Nonsurgical ablation of painful skeletal metastases is possible when moderate/severe pain persists after RT. This pain is generally from osteolytic metastases that must be separable from critical structures [61]. Radiofrequency ablation relies upon a needle electrode to deliver a current that results in frictional heating (coagulative necrosis). Cryoablation provides immediate cooling that results in a visible ice ball. Focused ultrasound is a non-invasive, MRI-guided, ablative method in which energy is directed at the focal point, raising the temperature and producing thermal tissue destruction (level of evidence III, degree of recommendation C) [62].

Tanezumab

Tanezumab is a monoclonal antibody that inhibits neurotrophin nerve growth factor and has been shown to reduce osteoarthritis and chronic low back pain [63]. In cancer pain, two phase-2 studies have assessed tanezumab in painful bone metastases [64]. Although the primary endpoint was not achieved, the data suggest improved analgesia and a phase-3 trial is currently on-going (NCT02609828) (level of evidence III, degree of recommendation C).

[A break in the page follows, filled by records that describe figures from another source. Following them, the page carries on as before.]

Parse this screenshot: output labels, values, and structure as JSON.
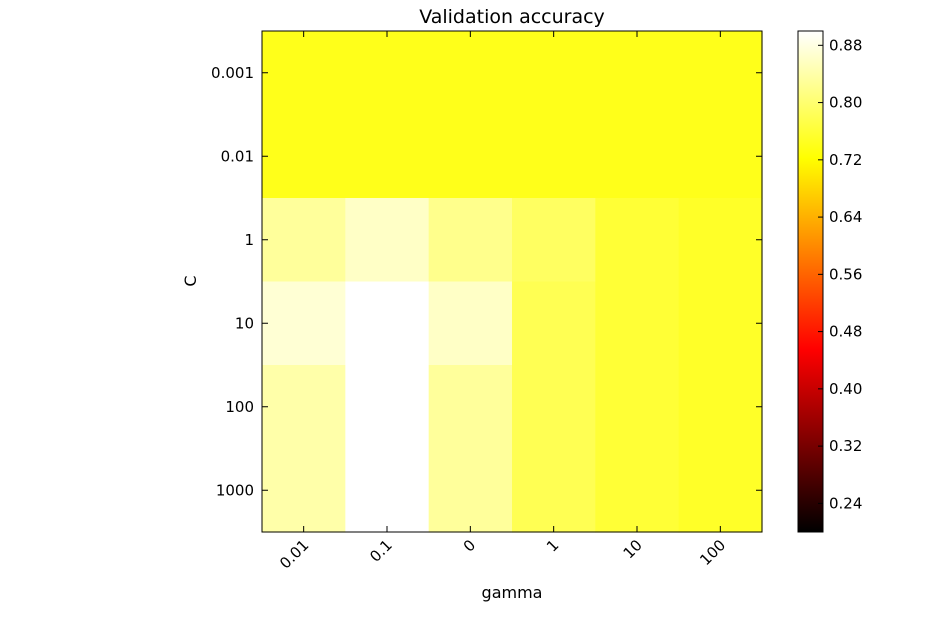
{
  "chart_data": {
    "type": "heatmap",
    "title": "Validation accuracy",
    "xlabel": "gamma",
    "ylabel": "C",
    "x_categories": [
      "0.01",
      "0.1",
      "0",
      "1",
      "10",
      "100"
    ],
    "y_categories": [
      "0.001",
      "0.01",
      "1",
      "10",
      "100",
      "1000"
    ],
    "values": [
      [
        0.74,
        0.74,
        0.74,
        0.74,
        0.74,
        0.74
      ],
      [
        0.74,
        0.74,
        0.74,
        0.74,
        0.74,
        0.74
      ],
      [
        0.83,
        0.86,
        0.82,
        0.79,
        0.76,
        0.75
      ],
      [
        0.87,
        0.9,
        0.86,
        0.78,
        0.76,
        0.75
      ],
      [
        0.84,
        0.9,
        0.83,
        0.78,
        0.76,
        0.75
      ],
      [
        0.84,
        0.9,
        0.83,
        0.78,
        0.76,
        0.75
      ]
    ],
    "colormap": "hot",
    "colorbar": {
      "vmin": 0.2,
      "vmax": 0.9,
      "ticks": [
        "0.24",
        "0.32",
        "0.40",
        "0.48",
        "0.56",
        "0.64",
        "0.72",
        "0.80",
        "0.88"
      ]
    },
    "grid": false,
    "legend": "colorbar-right"
  }
}
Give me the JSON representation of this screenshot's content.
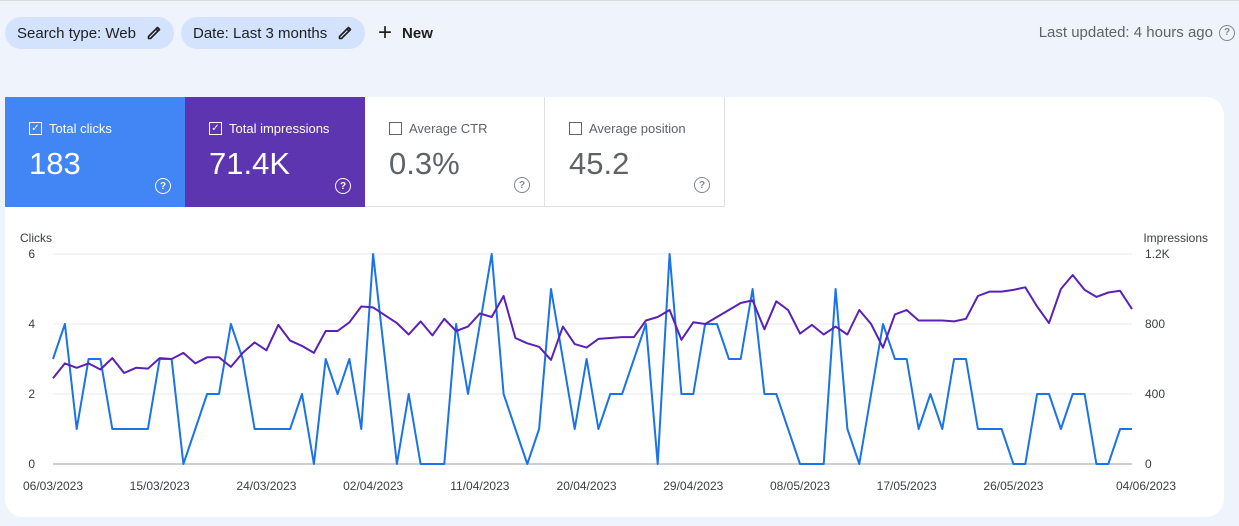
{
  "filters": {
    "search_type": "Search type: Web",
    "date": "Date: Last 3 months",
    "new_label": "New"
  },
  "header": {
    "last_updated": "Last updated: 4 hours ago"
  },
  "colors": {
    "clicks": "#4285f4",
    "impressions": "#5e35b1",
    "clicks_line": "#1a73e8",
    "impressions_line": "#5b21b6"
  },
  "metrics": {
    "clicks": {
      "label": "Total clicks",
      "value": "183",
      "checked": true
    },
    "impressions": {
      "label": "Total impressions",
      "value": "71.4K",
      "checked": true
    },
    "ctr": {
      "label": "Average CTR",
      "value": "0.3%",
      "checked": false
    },
    "position": {
      "label": "Average position",
      "value": "45.2",
      "checked": false
    }
  },
  "chart_data": {
    "type": "line",
    "left_axis_label": "Clicks",
    "right_axis_label": "Impressions",
    "left_ticks": [
      "6",
      "4",
      "2",
      "0"
    ],
    "right_ticks": [
      "1.2K",
      "800",
      "400",
      "0"
    ],
    "ylim_left": [
      0,
      6
    ],
    "ylim_right": [
      0,
      1200
    ],
    "x_tick_labels": [
      "06/03/2023",
      "15/03/2023",
      "24/03/2023",
      "02/04/2023",
      "11/04/2023",
      "20/04/2023",
      "29/04/2023",
      "08/05/2023",
      "17/05/2023",
      "26/05/2023",
      "04/06/2023"
    ],
    "series": [
      {
        "name": "Clicks",
        "axis": "left",
        "values": [
          3,
          4,
          1,
          3,
          3,
          1,
          1,
          1,
          1,
          3,
          3,
          0,
          1,
          2,
          2,
          4,
          3,
          1,
          1,
          1,
          1,
          2,
          0,
          3,
          2,
          3,
          1,
          6,
          3,
          0,
          2,
          0,
          0,
          0,
          4,
          2,
          4,
          6,
          2,
          1,
          0,
          1,
          5,
          3,
          1,
          3,
          1,
          2,
          2,
          3,
          4,
          0,
          6,
          2,
          2,
          4,
          4,
          3,
          3,
          5,
          2,
          2,
          1,
          0,
          0,
          0,
          5,
          1,
          0,
          2,
          4,
          3,
          3,
          1,
          2,
          1,
          3,
          3,
          1,
          1,
          1,
          0,
          0,
          2,
          2,
          1,
          2,
          2,
          0,
          0,
          1,
          1
        ]
      },
      {
        "name": "Impressions",
        "axis": "right",
        "values": [
          490,
          575,
          550,
          575,
          540,
          605,
          520,
          550,
          545,
          605,
          600,
          635,
          575,
          610,
          610,
          555,
          635,
          695,
          650,
          795,
          705,
          675,
          635,
          760,
          760,
          810,
          900,
          895,
          850,
          805,
          740,
          815,
          735,
          830,
          760,
          785,
          860,
          840,
          960,
          720,
          690,
          670,
          595,
          785,
          685,
          665,
          715,
          720,
          725,
          725,
          820,
          840,
          880,
          710,
          810,
          800,
          840,
          880,
          920,
          935,
          770,
          930,
          880,
          745,
          795,
          740,
          785,
          740,
          880,
          800,
          665,
          855,
          880,
          820,
          820,
          820,
          815,
          830,
          960,
          985,
          985,
          995,
          1010,
          900,
          805,
          1000,
          1080,
          995,
          955,
          980,
          990,
          885
        ]
      }
    ]
  }
}
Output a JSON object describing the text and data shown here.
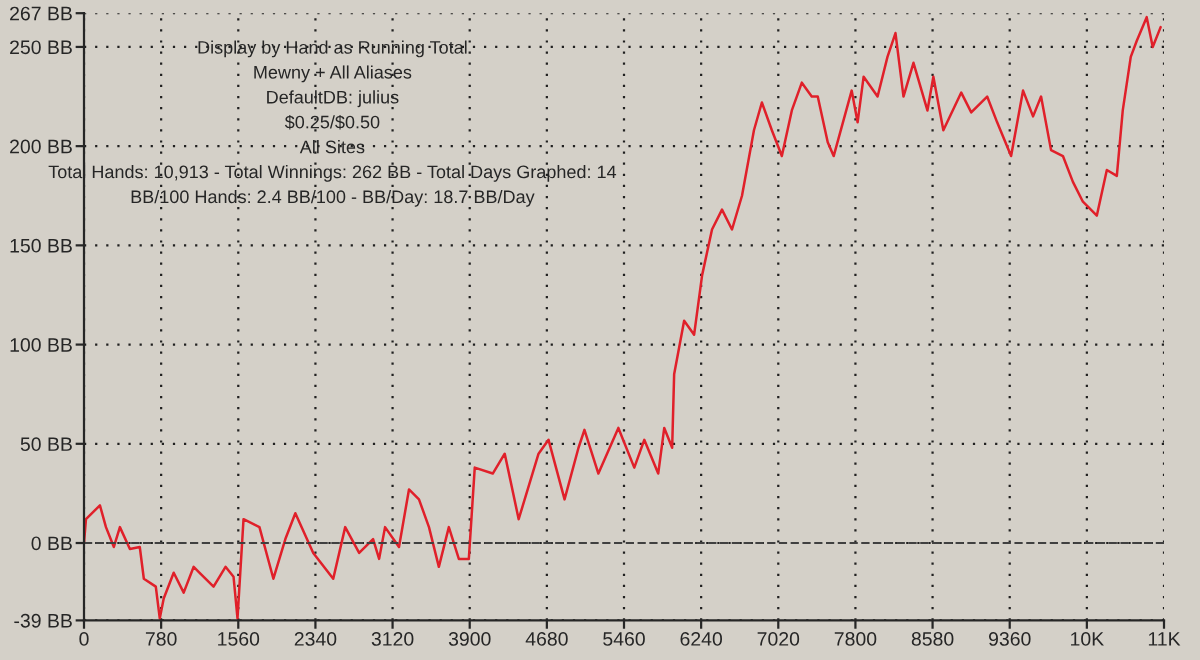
{
  "chart_data": {
    "type": "line",
    "annotations": [
      "Display by Hand as Running Total",
      "Mewny + All Aliases",
      "DefaultDB: julius",
      "$0.25/$0.50",
      "All Sites",
      "Total Hands: 10,913 - Total Winnings: 262 BB - Total Days Graphed: 14",
      "BB/100 Hands: 2.4 BB/100 - BB/Day: 18.7 BB/Day"
    ],
    "series": [
      {
        "color": "#e0202a",
        "x": [
          0,
          20,
          161,
          222,
          302,
          363,
          464,
          564,
          605,
          726,
          766,
          806,
          907,
          1008,
          1109,
          1169,
          1310,
          1431,
          1512,
          1552,
          1613,
          1774,
          1915,
          2036,
          2137,
          2318,
          2520,
          2641,
          2782,
          2923,
          2984,
          3044,
          3185,
          3286,
          3387,
          3488,
          3588,
          3689,
          3790,
          3891,
          3951,
          4133,
          4254,
          4395,
          4596,
          4697,
          4859,
          5000,
          5060,
          5201,
          5403,
          5564,
          5665,
          5806,
          5867,
          5947,
          5967,
          6068,
          6169,
          6250,
          6350,
          6451,
          6552,
          6653,
          6774,
          6854,
          6955,
          7056,
          7157,
          7258,
          7358,
          7419,
          7520,
          7580,
          7762,
          7822,
          7883,
          8024,
          8124,
          8205,
          8286,
          8387,
          8528,
          8588,
          8689,
          8870,
          8971,
          9132,
          9233,
          9374,
          9495,
          9596,
          9677,
          9778,
          9898,
          9999,
          10100,
          10241,
          10342,
          10443,
          10503,
          10584,
          10644,
          10745,
          10806,
          10886
        ],
        "values": [
          0,
          12,
          19,
          8,
          -2,
          8,
          -3,
          -2,
          -18,
          -22,
          -38,
          -28,
          -15,
          -25,
          -12,
          -15,
          -22,
          -12,
          -17,
          -38,
          12,
          8,
          -18,
          2,
          15,
          -5,
          -18,
          8,
          -5,
          2,
          -8,
          8,
          -2,
          27,
          22,
          8,
          -12,
          8,
          -8,
          -8,
          38,
          35,
          45,
          12,
          45,
          52,
          22,
          48,
          57,
          35,
          58,
          38,
          52,
          35,
          58,
          48,
          85,
          112,
          105,
          135,
          158,
          168,
          158,
          175,
          208,
          222,
          208,
          195,
          218,
          232,
          225,
          225,
          202,
          195,
          228,
          212,
          235,
          225,
          245,
          257,
          225,
          242,
          218,
          235,
          208,
          227,
          217,
          225,
          212,
          195,
          228,
          215,
          225,
          198,
          195,
          182,
          172,
          165,
          188,
          185,
          218,
          245,
          253,
          265,
          250,
          260
        ]
      }
    ],
    "xlim": [
      0,
      10920
    ],
    "xticks": [
      0,
      780,
      1560,
      2340,
      3120,
      3900,
      4680,
      5460,
      6240,
      7020,
      7800,
      8580,
      9360,
      {
        "value": 10140,
        "label": "10K"
      },
      {
        "value": 10920,
        "label": "11K"
      }
    ],
    "ylim": [
      -39,
      267
    ],
    "yticks": [
      {
        "value": -39,
        "label": "-39 BB"
      },
      {
        "value": 0,
        "label": "0 BB"
      },
      {
        "value": 50,
        "label": "50 BB"
      },
      {
        "value": 100,
        "label": "100 BB"
      },
      {
        "value": 150,
        "label": "150 BB"
      },
      {
        "value": 200,
        "label": "200 BB"
      },
      {
        "value": 250,
        "label": "250 BB"
      },
      {
        "value": 267,
        "label": "267 BB"
      }
    ],
    "grid": true,
    "ref_lines": [
      {
        "axis": "y",
        "value": 0,
        "line_style": "dashed",
        "color": "#404040"
      }
    ],
    "line_style": "solid",
    "legend": false
  }
}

Psychological approaches to cancer pain

Psychological aspects such as emotional stress, anxiety, depression, uncertainty, and hopelessness influence the perception of pain and hinder its control [65]. Inversely, pain can cause or worsen psychological problems. This vicious circle must be broken by actions directed both at pain relief and patients’ psychological needs. Furthermore, we should treat the symptoms that often accompany pain: fatigue, sleep disorders, anorexia, etc., that impair patients’ quality of life and concern them.

Several meta-analyses and randomized clinical trials have shown that pain intensity can be reduced through psychological interventions (level of evidence I, degree of recommendation A). Cognitive-behavioral and mind-body therapies (relaxation, imagery, hypnosis, and biofeedback) can be extremely useful (level of evidence II, degree of recommendation B) [66]. Music, exercise, and yoga can help patients during cancer treatment, as well as cancer survivors [67].

Multidisciplinary care is essential and should include oncologists, psychologists, social workers, rehabilitators, etc. Equally necessary is good communication between the team caring for the patient and the patient’s family.

Pain in cancer survivors

Up to 40% of cancer survivors present pain and in 5–10% it is both chronic and severe [68]. Strong opioids may be indicated but, since 40% of cancer survivors live longer than 10 years, there is a growing concern about the long-term side effects of opioids, opiate use to treat anxiety, overdose, and abuse in “non-patients”. Therefore, greater emphasis should be placed on non-opioid analgesics and non-pharmacological therapies.